There was much revealed when former New England Patriot and current NBC football analyst Rodney Harrison criticized the San Francisco 49ers quarterback Colin Kaepernick for not being Black in reference to Kaepernick’s National Anthem boycott to call attention to police brutality and other racial injustices. It didn’t stop with Harrison, he was joined by Hall of Famer Jerry Rice and current New York Giants star Victor Cruz in criticizing Kaepernick.
Harrison’s critique, for which he later apologized after triggering a social media backlash, is more than about self-hate, which is the usual explanation when a Black person criticizes another for taking a racially-based stand. It also should not be attributed to an attention getting move by Harrison. He has established himself as a very competent and popular on-air commentator. This was about a deeper reality that continues to plague Black people in America, particularly Black professionals.
Once ensconced institutionally in America, Blacks are socialized to surrender our cultural identity to be accepted into ‘mainstream’ (white) society. We are encouraged to be ambiguously Black. In many ways it’s just another version of the ‘seasoning’ that took place in the trans-Atlantic slave trade. It is why hair continues to be a source of conflict in the workplace. You can possess an Ivy League degree, be expert in your field with a list of accomplishments that are the envy of your profession, but show up in the office with twists or locks and see how quickly you are downgraded. It runs much deeper than appearances though. To be ‘normalized,’ Black professionals must not only separate themselves from any racial identification in the workplace, they often have to stand counter to any justified claims of discriminatory treatment. It is beyond even what some would attribute to being an Uncle Tom. I don’t believe Harrison sees himself as white, just exceptionally Black. Many Black professionals convince themselves that their success is a post-racial outcome and once embraced within institutions, cannot separate their personal circumstance from the dynamics of institutional racism. I am certain Rodney Harrison is treated well by NBC Sports. Like many Black professionals his good fortune has blinded him to the operation of systemic bias and the impact on masses of Blacks in America.
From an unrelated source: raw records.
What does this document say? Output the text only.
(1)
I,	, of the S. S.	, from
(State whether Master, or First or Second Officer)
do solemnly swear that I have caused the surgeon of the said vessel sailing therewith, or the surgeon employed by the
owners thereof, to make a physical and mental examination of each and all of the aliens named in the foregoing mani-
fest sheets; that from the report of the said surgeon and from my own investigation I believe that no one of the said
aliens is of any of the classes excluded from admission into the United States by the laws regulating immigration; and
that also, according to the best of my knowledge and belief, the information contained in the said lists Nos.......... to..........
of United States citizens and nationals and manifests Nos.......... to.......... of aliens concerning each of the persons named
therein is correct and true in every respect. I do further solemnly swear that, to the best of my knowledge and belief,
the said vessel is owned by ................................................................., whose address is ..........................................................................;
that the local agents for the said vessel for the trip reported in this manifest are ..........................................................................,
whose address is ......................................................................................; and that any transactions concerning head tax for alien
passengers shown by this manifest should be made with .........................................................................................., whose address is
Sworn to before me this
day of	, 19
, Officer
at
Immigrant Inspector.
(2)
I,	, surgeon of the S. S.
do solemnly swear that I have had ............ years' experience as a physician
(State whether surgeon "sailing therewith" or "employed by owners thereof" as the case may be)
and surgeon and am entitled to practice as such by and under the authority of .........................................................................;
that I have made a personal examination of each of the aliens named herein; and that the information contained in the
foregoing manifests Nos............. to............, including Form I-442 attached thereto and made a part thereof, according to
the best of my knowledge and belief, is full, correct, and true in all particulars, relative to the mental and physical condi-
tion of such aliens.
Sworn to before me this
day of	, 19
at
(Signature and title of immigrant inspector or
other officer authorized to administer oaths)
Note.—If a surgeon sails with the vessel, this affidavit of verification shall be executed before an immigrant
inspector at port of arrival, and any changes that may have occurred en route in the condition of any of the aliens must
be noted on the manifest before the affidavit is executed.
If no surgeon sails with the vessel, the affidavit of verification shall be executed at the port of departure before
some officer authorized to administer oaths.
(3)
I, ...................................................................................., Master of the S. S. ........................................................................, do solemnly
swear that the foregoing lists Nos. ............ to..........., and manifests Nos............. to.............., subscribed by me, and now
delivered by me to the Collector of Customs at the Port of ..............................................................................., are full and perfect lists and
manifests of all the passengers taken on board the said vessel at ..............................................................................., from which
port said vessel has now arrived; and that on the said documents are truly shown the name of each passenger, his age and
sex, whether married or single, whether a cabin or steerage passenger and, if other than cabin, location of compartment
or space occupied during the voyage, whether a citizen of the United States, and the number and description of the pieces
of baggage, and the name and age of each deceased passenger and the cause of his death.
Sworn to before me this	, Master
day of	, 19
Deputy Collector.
From the earliest stages of my professional career I made it a habit of keeping a framed poster of Malcolm X in my office. The poster is the famous photograph of Malcolm peering out the window, with a rifle in one hand. The caption under the photo is “By Any Means Necessary.” It always made some of my co-workers uneasy and I understood that. In fact, it was a great tool to spark conversations on race that otherwise might not have occurred or confront questions that would have idled in the minds of white colleagues. I kept the poster not as a tool to intimidate but to affirm my cultural standing. I had to explain this to a white, female board member of the New York Trial Lawyers Association when I served as the director of public affairs for that organization, and she expressed her unease over the poster to the executive director. The poster remained in my office.
Harrison’s reaction to Colin Kaepernick’s refusal to stand for the National Anthem was not a knee-jerk reflex. It was programmed. In essence by stating “he’s not Black” in reference to Kaepernick, what Harrison was really saying is “he’s too Black.” We are trained to defend the institution, whether it’s the company that’s guilty of racial discrimination in hiring and promotion, or the nation that’s guilty of racial oppression. In fact, we are often rewarded for being the firewall between racially rooted wrongdoing and the truth and justice. It’s why so many Blacks end up walking out the corporate door or finding themselves escorted out by security. For the deeply conscious, Black life in corporate America is a test of patience and a game of survival; and quite frankly, for many Blacks, the only means of survival is to submit in silence or gain favor by dismissing your own humanity.
The real loser, perhaps I would dare say victim, is Rodney Harrison. History is a cruel judge. In decades to come the contemporary debate on Black lives will be settled by the historical record, much like the civil rights movement. The record will not be kind to those, including Blacks, who cowered, made excuses or stood in opposition to a movement for justice and healing in our nation.
Walter Fields is Executive Editor of NorthStarNews.com.